Telemedicine is a wonderful thing, extending the care available at top flight hospitals to people too far away to access that care in person. The applications of telemedicine are many: my UW health system offers a video chat with a physician if I’m not able to get in the car and drive to a neighborhood clinic or urgent care.
But is it a suitable way to tell an old man that he is dying?
“Granddaughter Annalisia Wilharm, 33, was alone with Quintana when a nurse popped in to say a doctor would be making his rounds. A robot rolled in and a doctor appeared on the video screen. Wilharm figured the visit was routine. She was astonished by what the doctor started saying.
“This guy cannot breathe, and he’s got this robot trying to talk to him,” she said. “Meanwhile, this guy is telling him, ‘So we’ve got your results back, and there’s no lung left. There’s no lung to work with.”’

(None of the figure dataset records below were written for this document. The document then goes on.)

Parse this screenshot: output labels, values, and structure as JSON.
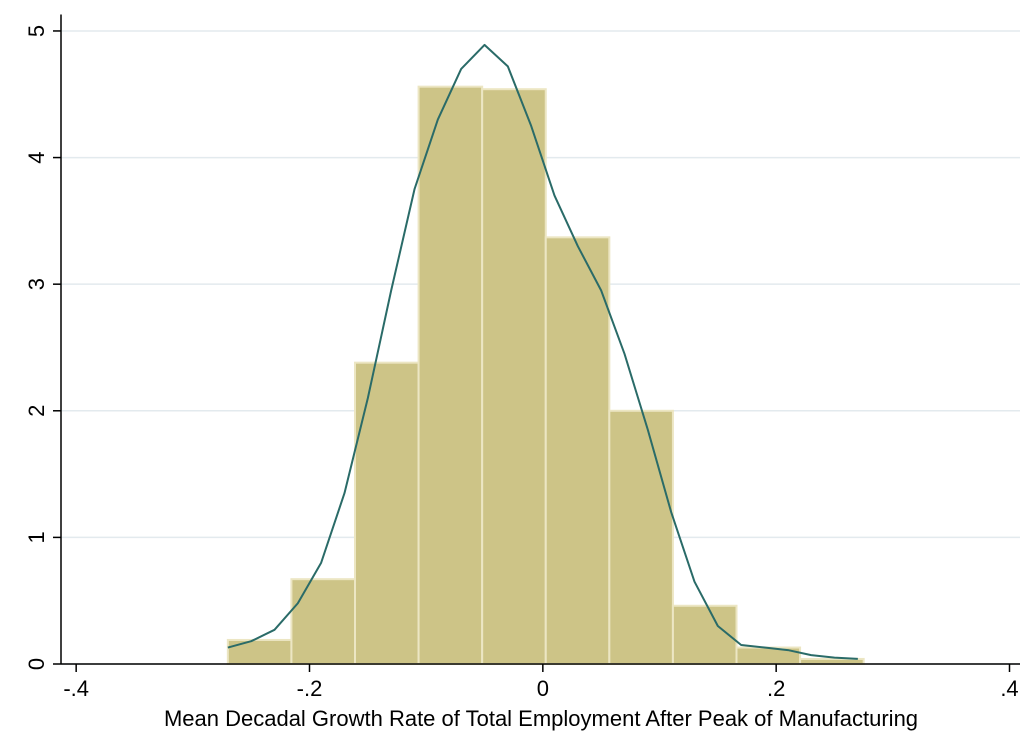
{
  "chart_data": {
    "type": "histogram",
    "x_label": "Mean Decadal Growth Rate of Total Employment After Peak of Manufacturing",
    "bins": [
      -0.27,
      -0.2155,
      -0.161,
      -0.1065,
      -0.052,
      0.0025,
      0.057,
      0.1115,
      0.166,
      0.2205,
      0.275
    ],
    "values": [
      0.19,
      0.67,
      2.38,
      4.56,
      4.54,
      3.37,
      2.0,
      0.46,
      0.13,
      0.04
    ],
    "color": "#cdc487",
    "density_curve": {
      "color": "#2a6b68",
      "x": [
        -0.27,
        -0.25,
        -0.23,
        -0.21,
        -0.19,
        -0.17,
        -0.15,
        -0.13,
        -0.11,
        -0.09,
        -0.07,
        -0.05,
        -0.03,
        -0.01,
        0.01,
        0.03,
        0.05,
        0.07,
        0.09,
        0.11,
        0.13,
        0.15,
        0.17,
        0.19,
        0.21,
        0.23,
        0.25,
        0.27
      ],
      "values": [
        0.13,
        0.18,
        0.27,
        0.48,
        0.8,
        1.35,
        2.1,
        2.95,
        3.75,
        4.3,
        4.7,
        4.89,
        4.72,
        4.25,
        3.7,
        3.3,
        2.95,
        2.45,
        1.85,
        1.2,
        0.65,
        0.3,
        0.15,
        0.13,
        0.11,
        0.07,
        0.05,
        0.04
      ]
    },
    "xlim": [
      -0.413,
      0.409
    ],
    "xticks": [
      {
        "value": -0.4,
        "label": "-.4"
      },
      {
        "value": -0.2,
        "label": "-.2"
      },
      0,
      {
        "value": 0.2,
        "label": ".2"
      },
      {
        "value": 0.4,
        "label": ".4"
      }
    ],
    "ylim": [
      0,
      5.13
    ],
    "yticks": [
      0,
      1,
      2,
      3,
      4,
      5
    ],
    "grid": true
  }
}
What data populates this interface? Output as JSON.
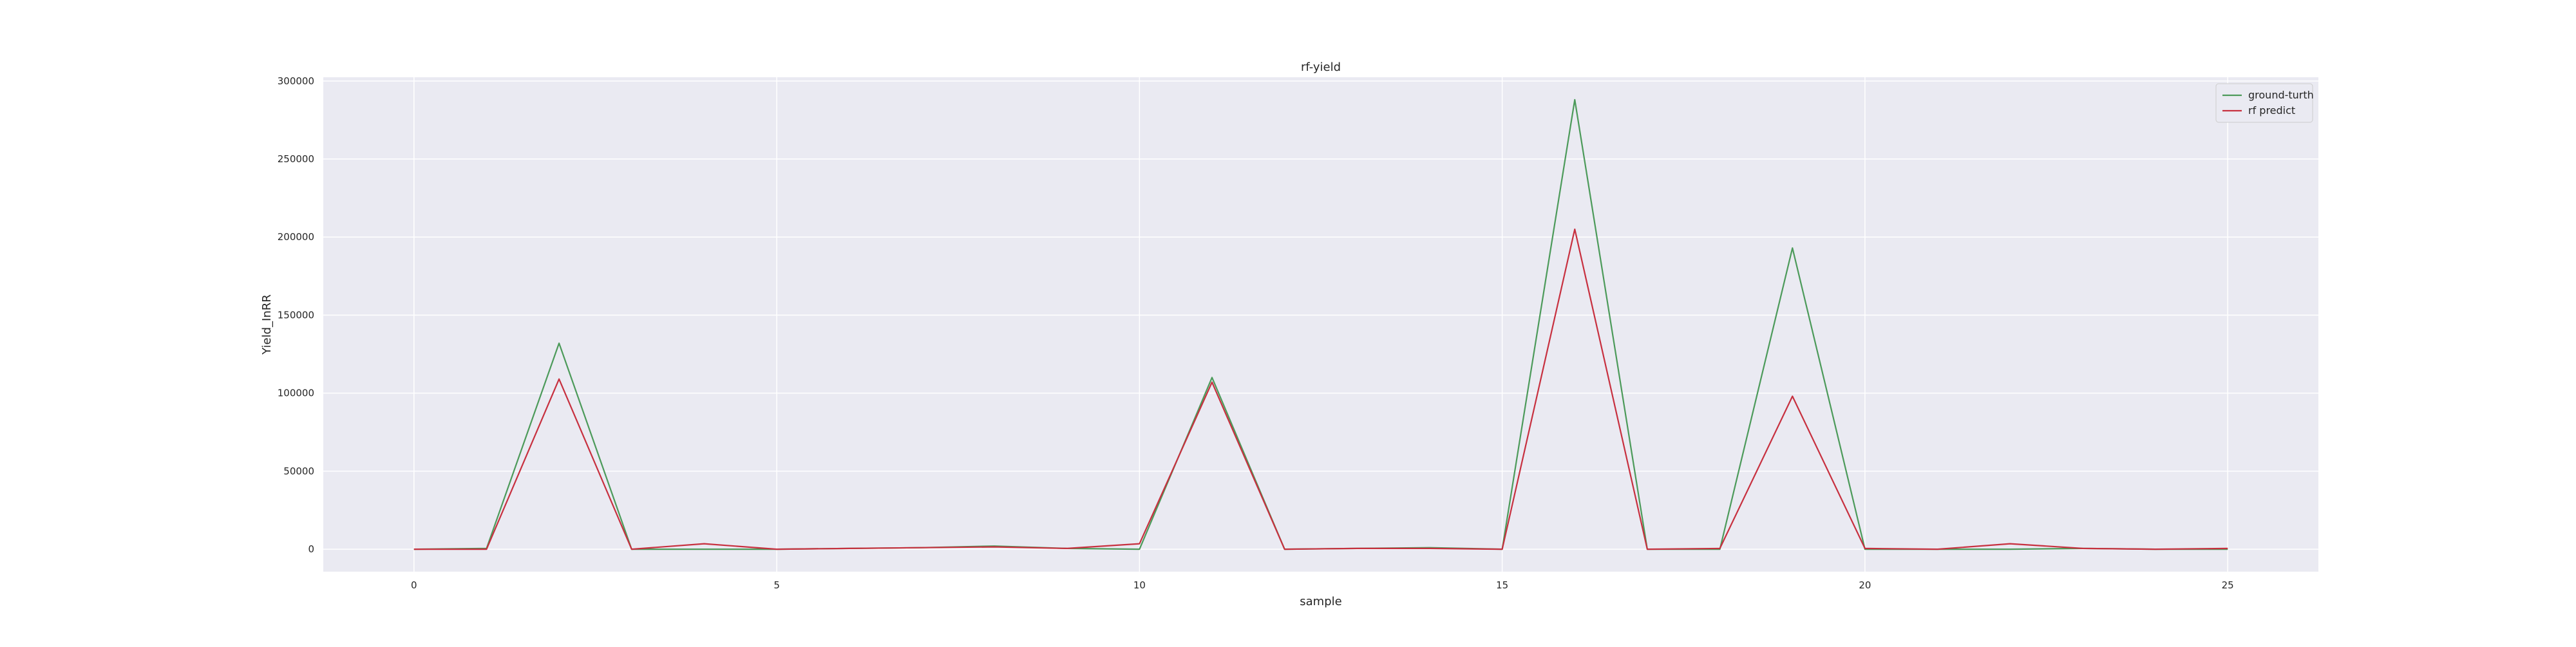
{
  "chart_data": {
    "type": "line",
    "title": "rf-yield",
    "xlabel": "sample",
    "ylabel": "Yield_InRR",
    "xlim": [
      -1.25,
      26.25
    ],
    "ylim": [
      -14400,
      302400
    ],
    "x_ticks": [
      0,
      5,
      10,
      15,
      20,
      25
    ],
    "y_ticks": [
      0,
      50000,
      100000,
      150000,
      200000,
      250000,
      300000
    ],
    "grid": true,
    "legend_position": "top-right",
    "background_color": "#eaeaf2",
    "grid_color": "#ffffff",
    "x": [
      0,
      1,
      2,
      3,
      4,
      5,
      6,
      7,
      8,
      9,
      10,
      11,
      12,
      13,
      14,
      15,
      16,
      17,
      18,
      19,
      20,
      21,
      22,
      23,
      24,
      25
    ],
    "series": [
      {
        "name": "ground-turth",
        "color": "#4c9a5a",
        "values": [
          0,
          500,
          132000,
          0,
          0,
          0,
          500,
          1000,
          2000,
          500,
          0,
          110000,
          0,
          500,
          1000,
          0,
          288000,
          0,
          0,
          193000,
          0,
          0,
          0,
          500,
          0,
          0
        ]
      },
      {
        "name": "rf predict",
        "color": "#c7303f",
        "values": [
          0,
          0,
          109000,
          0,
          3500,
          0,
          500,
          1000,
          1500,
          500,
          3500,
          107000,
          0,
          500,
          500,
          0,
          205000,
          0,
          500,
          98000,
          500,
          0,
          3500,
          500,
          0,
          500
        ]
      }
    ]
  }
}
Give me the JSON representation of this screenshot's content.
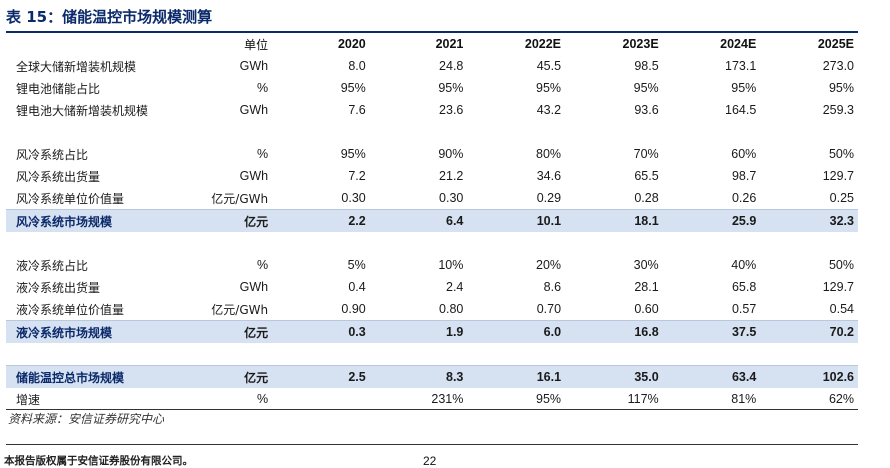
{
  "title": "表 15：储能温控市场规模测算",
  "header": {
    "unit_label": "单位",
    "years": [
      "2020",
      "2021",
      "2022E",
      "2023E",
      "2024E",
      "2025E"
    ]
  },
  "rows": [
    {
      "type": "data",
      "name": "全球大储新增装机规模",
      "unit": "GWh",
      "values": [
        "8.0",
        "24.8",
        "45.5",
        "98.5",
        "173.1",
        "273.0"
      ]
    },
    {
      "type": "data",
      "name": "锂电池储能占比",
      "unit": "%",
      "values": [
        "95%",
        "95%",
        "95%",
        "95%",
        "95%",
        "95%"
      ]
    },
    {
      "type": "data",
      "name": "锂电池大储新增装机规模",
      "unit": "GWh",
      "values": [
        "7.6",
        "23.6",
        "43.2",
        "93.6",
        "164.5",
        "259.3"
      ]
    },
    {
      "type": "spacer"
    },
    {
      "type": "data",
      "name": "风冷系统占比",
      "unit": "%",
      "values": [
        "95%",
        "90%",
        "80%",
        "70%",
        "60%",
        "50%"
      ]
    },
    {
      "type": "data",
      "name": "风冷系统出货量",
      "unit": "GWh",
      "values": [
        "7.2",
        "21.2",
        "34.6",
        "65.5",
        "98.7",
        "129.7"
      ]
    },
    {
      "type": "data",
      "name": "风冷系统单位价值量",
      "unit": "亿元/GWh",
      "values": [
        "0.30",
        "0.30",
        "0.29",
        "0.28",
        "0.26",
        "0.25"
      ]
    },
    {
      "type": "highlight",
      "name": "风冷系统市场规模",
      "unit": "亿元",
      "values": [
        "2.2",
        "6.4",
        "10.1",
        "18.1",
        "25.9",
        "32.3"
      ]
    },
    {
      "type": "spacer"
    },
    {
      "type": "data",
      "name": "液冷系统占比",
      "unit": "%",
      "values": [
        "5%",
        "10%",
        "20%",
        "30%",
        "40%",
        "50%"
      ]
    },
    {
      "type": "data",
      "name": "液冷系统出货量",
      "unit": "GWh",
      "values": [
        "0.4",
        "2.4",
        "8.6",
        "28.1",
        "65.8",
        "129.7"
      ]
    },
    {
      "type": "data",
      "name": "液冷系统单位价值量",
      "unit": "亿元/GWh",
      "values": [
        "0.90",
        "0.80",
        "0.70",
        "0.60",
        "0.57",
        "0.54"
      ]
    },
    {
      "type": "highlight",
      "name": "液冷系统市场规模",
      "unit": "亿元",
      "values": [
        "0.3",
        "1.9",
        "6.0",
        "16.8",
        "37.5",
        "70.2"
      ]
    },
    {
      "type": "spacer"
    },
    {
      "type": "highlight",
      "name": "储能温控总市场规模",
      "unit": "亿元",
      "values": [
        "2.5",
        "8.3",
        "16.1",
        "35.0",
        "63.4",
        "102.6"
      ]
    },
    {
      "type": "data",
      "name": "增速",
      "unit": "%",
      "values": [
        "",
        "231%",
        "95%",
        "117%",
        "81%",
        "62%"
      ]
    }
  ],
  "source": "资料来源：安信证券研究中心",
  "footer": "本报告版权属于安信证券股份有限公司。",
  "page_number": "22",
  "colors": {
    "accent": "#0b2a6b",
    "highlight_row": "#d6e1f1"
  }
}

Wilharm said she had to repeat what the doctor said to her grandfather, because he was hard of hearing in his left ear and the machine couldn’t get to the other side of the bed.
“So he’s saying that maybe your next step is going to hospice at home,” Wilharm is heard saying in a video she recorded of the visit. “Right?”
“You know, I don’t know if he’s going to get home,” the doctor says.”
Well, that feels terse.
Apparently the elderly man, who subsequently died, did receive his initial diagnosis from a live physician in the room with him. But this news, that nothing more could be done, came from a robot.
I think it’s tacky, and dehumanizing. You?